MUMBAI: Cyrus Mistry’s family firms failed to make a ‘prima facie’ case and show ’cause of action’ against Tata Sons, the National Company Law Tribunal said in its order dismissing the former chairman’s petition that alleged mismanagement and minority shareholder oppression at India’s largest conglomerate.

Tribunal judges BSV Prakash Kumar and V Nallasenapathy wrote that it was a misfortune that the petitioners could not make out any cause of action in any of the allegations, including Mistry’s removal as chairman, ‘oppressive’ articles of association, the investment by Tata Steel in Corus, continuation of the Nano car project and undermining the status of independent directors.

The judges said some claims were very old, stale or vague. They said the allegations of violations of insider trading rules should be decided by the Securities & Exchange Board of India and not the tribunal.

The judges also wrote in the order that the Mistry family firms’ ownership of 18.37% of shares in Tata Sons can’t on its own be a ground for waiver. Last week, the tribunal dismissed Mistry’s petition and refused to grant a waiver on the minimum shareholding requirement to petition Tata Sons. Mistry’s family firms have appealed against the NCLT’s order in the Appellate Tribunal in Delhi.

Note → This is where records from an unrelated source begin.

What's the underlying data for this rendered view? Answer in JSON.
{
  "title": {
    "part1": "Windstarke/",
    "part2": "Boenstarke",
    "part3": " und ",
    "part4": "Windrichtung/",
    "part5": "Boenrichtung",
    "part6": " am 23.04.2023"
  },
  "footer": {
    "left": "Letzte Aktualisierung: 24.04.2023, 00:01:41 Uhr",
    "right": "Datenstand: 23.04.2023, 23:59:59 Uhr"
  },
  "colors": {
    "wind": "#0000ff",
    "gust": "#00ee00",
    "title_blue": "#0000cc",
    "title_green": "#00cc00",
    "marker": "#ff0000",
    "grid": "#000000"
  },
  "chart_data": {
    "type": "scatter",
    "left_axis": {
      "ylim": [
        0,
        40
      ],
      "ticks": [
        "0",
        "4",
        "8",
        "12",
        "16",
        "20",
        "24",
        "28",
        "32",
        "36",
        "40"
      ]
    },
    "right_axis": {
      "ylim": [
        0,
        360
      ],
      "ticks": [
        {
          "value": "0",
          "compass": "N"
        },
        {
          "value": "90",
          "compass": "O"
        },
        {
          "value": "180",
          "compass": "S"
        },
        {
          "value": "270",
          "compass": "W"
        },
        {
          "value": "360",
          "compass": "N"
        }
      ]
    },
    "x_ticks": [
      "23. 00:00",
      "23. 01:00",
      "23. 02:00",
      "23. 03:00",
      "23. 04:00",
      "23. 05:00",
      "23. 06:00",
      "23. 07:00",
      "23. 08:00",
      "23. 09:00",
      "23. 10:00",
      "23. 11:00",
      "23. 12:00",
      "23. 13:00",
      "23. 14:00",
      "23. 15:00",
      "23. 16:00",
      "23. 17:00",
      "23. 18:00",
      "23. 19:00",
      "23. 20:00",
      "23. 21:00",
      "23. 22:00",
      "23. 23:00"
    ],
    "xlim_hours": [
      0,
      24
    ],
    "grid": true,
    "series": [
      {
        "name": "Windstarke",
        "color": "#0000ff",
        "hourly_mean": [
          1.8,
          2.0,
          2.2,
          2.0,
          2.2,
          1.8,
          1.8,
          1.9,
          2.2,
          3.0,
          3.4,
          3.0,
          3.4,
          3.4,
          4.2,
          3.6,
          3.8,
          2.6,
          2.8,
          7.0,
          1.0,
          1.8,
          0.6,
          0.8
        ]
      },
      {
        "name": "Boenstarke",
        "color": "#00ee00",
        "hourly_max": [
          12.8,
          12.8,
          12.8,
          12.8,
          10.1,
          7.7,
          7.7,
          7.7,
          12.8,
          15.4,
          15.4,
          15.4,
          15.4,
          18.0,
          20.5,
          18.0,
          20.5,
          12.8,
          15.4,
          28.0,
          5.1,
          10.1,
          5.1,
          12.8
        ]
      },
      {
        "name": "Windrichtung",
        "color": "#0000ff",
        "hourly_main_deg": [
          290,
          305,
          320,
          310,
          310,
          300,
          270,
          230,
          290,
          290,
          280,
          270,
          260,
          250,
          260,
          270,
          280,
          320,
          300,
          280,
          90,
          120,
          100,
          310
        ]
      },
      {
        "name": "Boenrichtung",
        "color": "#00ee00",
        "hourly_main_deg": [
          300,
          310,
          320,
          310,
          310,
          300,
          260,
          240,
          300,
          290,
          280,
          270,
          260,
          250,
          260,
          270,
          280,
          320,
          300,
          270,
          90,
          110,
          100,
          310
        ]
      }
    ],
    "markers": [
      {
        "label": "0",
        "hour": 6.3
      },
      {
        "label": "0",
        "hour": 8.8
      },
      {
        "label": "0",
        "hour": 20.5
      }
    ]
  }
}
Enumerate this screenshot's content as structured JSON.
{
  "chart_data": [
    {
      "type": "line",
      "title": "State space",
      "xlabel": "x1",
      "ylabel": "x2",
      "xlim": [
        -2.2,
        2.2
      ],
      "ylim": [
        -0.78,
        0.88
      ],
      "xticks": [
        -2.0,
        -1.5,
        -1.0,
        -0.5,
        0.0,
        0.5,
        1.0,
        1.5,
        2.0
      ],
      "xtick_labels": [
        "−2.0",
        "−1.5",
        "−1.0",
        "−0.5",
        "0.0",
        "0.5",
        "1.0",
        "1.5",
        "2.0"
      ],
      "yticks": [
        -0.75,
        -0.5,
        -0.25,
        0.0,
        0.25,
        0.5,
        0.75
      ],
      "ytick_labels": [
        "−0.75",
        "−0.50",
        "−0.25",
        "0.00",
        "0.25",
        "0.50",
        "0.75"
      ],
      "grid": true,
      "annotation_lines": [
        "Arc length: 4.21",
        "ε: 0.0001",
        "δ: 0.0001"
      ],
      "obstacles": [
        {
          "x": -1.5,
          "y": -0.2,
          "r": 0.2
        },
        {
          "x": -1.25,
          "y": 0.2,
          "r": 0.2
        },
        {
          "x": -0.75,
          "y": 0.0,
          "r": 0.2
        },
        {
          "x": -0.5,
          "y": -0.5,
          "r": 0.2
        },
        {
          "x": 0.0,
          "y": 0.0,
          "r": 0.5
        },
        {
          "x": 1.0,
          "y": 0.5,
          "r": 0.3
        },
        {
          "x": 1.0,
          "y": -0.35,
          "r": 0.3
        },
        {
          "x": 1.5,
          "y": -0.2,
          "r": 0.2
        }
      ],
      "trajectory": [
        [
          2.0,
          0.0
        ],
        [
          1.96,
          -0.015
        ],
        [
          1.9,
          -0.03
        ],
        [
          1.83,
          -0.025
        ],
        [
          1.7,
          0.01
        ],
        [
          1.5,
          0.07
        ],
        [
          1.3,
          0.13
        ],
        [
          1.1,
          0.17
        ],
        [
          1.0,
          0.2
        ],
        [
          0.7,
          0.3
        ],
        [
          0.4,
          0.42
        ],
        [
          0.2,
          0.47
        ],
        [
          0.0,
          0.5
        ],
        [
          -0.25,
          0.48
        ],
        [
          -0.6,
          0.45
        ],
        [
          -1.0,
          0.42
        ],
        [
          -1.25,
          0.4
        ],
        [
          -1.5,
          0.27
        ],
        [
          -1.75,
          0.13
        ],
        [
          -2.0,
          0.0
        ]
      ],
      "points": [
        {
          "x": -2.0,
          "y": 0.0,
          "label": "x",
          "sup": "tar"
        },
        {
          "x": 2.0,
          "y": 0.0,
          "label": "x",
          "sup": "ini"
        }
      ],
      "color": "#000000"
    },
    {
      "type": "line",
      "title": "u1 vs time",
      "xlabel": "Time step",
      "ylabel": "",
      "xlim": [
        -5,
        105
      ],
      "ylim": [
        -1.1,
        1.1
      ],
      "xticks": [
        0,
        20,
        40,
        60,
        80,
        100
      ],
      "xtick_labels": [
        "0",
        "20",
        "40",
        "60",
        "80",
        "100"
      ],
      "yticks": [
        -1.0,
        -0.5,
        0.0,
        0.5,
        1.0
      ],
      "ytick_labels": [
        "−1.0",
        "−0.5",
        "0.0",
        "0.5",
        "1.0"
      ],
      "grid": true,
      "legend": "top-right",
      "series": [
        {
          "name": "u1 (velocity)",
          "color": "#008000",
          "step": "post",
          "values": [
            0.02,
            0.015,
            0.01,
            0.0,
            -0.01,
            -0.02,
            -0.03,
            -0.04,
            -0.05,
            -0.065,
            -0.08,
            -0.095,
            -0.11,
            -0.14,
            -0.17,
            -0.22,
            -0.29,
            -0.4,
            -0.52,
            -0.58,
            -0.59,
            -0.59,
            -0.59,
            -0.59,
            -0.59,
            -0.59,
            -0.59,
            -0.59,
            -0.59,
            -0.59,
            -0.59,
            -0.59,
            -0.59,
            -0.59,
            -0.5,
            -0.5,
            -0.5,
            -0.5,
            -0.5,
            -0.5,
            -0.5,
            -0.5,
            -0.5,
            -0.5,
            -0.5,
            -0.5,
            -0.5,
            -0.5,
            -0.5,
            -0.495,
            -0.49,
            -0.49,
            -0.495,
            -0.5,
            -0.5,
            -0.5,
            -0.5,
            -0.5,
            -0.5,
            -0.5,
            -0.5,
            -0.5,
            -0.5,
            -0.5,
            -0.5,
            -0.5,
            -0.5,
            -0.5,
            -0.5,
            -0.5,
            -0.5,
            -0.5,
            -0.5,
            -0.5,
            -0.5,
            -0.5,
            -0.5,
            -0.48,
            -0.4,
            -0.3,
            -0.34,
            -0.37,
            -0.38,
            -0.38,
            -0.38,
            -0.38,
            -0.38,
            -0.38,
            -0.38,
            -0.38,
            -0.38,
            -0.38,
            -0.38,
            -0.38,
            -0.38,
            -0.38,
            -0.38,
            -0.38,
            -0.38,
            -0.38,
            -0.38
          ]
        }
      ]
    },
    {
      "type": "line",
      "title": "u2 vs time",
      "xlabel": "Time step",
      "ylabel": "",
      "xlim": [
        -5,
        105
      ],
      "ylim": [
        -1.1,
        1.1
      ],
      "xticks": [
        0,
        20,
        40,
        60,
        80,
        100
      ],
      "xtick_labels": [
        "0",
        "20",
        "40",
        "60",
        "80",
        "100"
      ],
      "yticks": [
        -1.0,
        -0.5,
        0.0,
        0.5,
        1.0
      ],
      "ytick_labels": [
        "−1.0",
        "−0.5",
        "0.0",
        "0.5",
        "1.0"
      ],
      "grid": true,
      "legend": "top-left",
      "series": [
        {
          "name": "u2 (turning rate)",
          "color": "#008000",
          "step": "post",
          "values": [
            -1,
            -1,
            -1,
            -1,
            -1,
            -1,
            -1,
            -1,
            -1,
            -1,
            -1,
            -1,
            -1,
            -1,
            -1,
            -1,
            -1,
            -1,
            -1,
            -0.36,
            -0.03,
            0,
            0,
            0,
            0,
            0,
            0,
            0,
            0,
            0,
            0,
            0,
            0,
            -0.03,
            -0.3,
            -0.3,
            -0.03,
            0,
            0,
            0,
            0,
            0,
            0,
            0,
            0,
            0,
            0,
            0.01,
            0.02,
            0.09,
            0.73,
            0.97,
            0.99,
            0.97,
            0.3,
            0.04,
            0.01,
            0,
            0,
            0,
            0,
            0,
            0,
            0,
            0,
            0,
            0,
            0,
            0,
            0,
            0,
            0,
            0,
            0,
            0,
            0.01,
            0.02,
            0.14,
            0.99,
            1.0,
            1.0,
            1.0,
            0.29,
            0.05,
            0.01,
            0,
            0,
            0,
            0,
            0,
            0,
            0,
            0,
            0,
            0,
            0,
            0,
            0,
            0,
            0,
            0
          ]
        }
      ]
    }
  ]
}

Under the Companies Act, a petitioner should hold at least one-tenth of the issued share capital of a company or represent 10% of the total number of members to take up such a case at the NCLT. Mistry fought to get this condition waived, citing public interest and the nature of allegations. Although his firms own about 18.37% of the equity shares in Tata Sons, they have only 2.17% of the total share capital in the form of equity and preference shares.

The Tata Trusts, comprising charitable organisations controlled by Ratan Tata, hold a 66% stake in Tata Sons. The legal battle followed an ugly public spat between Mistry and the Tata Group after he was sacked in October. Both sides accused each other of poor corporate governance practices and business decisions.